Once upon a time, as a young database developer, I ran into the Soundex algorithm and felt like I had experienced a miracle.
Years later, I tried to use Soundex on a much larger and more varied dataset, and was disappointed: the vast majority of similar items wasn't caught.
More recently I discovered Freebase, whose ability to integrate many different kinds of data, very flexibly, from many different sources, impressed me again. Freebase's data is user-maintained, with completely flexible schemata (folksonomy); so how did it avoid massive loads of inaccessible or poorly linked data?
Well, Google was impressed too, and about a year ago turned Freebase's technology into one of their own products: Google Refine (see intro videos on the official site if you don't know the product already).

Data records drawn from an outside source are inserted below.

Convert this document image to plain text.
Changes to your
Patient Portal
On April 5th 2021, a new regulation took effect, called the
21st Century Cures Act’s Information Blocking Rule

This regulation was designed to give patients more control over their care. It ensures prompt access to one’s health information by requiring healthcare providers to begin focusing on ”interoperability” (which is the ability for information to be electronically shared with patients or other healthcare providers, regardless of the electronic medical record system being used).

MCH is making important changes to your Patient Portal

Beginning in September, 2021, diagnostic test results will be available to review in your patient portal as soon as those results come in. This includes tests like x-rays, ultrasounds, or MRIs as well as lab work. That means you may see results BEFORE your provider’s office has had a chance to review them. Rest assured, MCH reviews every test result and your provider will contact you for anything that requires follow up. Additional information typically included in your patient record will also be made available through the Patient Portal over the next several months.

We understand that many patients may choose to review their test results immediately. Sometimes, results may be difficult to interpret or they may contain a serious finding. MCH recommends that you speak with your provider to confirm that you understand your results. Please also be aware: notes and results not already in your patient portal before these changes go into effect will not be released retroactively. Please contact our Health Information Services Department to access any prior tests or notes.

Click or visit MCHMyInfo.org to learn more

Freebase is fun to browse, and can easily eat up too much of your time (it's like a semantic Wikipedia), which is why I've just closed it. But how does it work? More specifically, how does Freebase / Google Refine solve the clustering problem, the very specific data-centric subset of the massive general 'what is similarity' problem in AI (as Douglas Hofstadter's Copycat famously tried to address; see also the follow-up Metacat)?
Google Refine provides a very brief introduction to their clustering methods here. Or find some deeper discussion, with technical papers and a library, at the Vicino project. (I enjoyed The Similarity Metric, which applies the basic information-theoretic notion of Kolmogorov complexity to the problem of informational proximity.)
If you prefer to learn about Freebase's Graphd database system through its query language (which usually helps me, and which kind of lies behind the whole idea of 'NoSQL'), look over the manual for Freebase's Metaweb Query Language (MQL).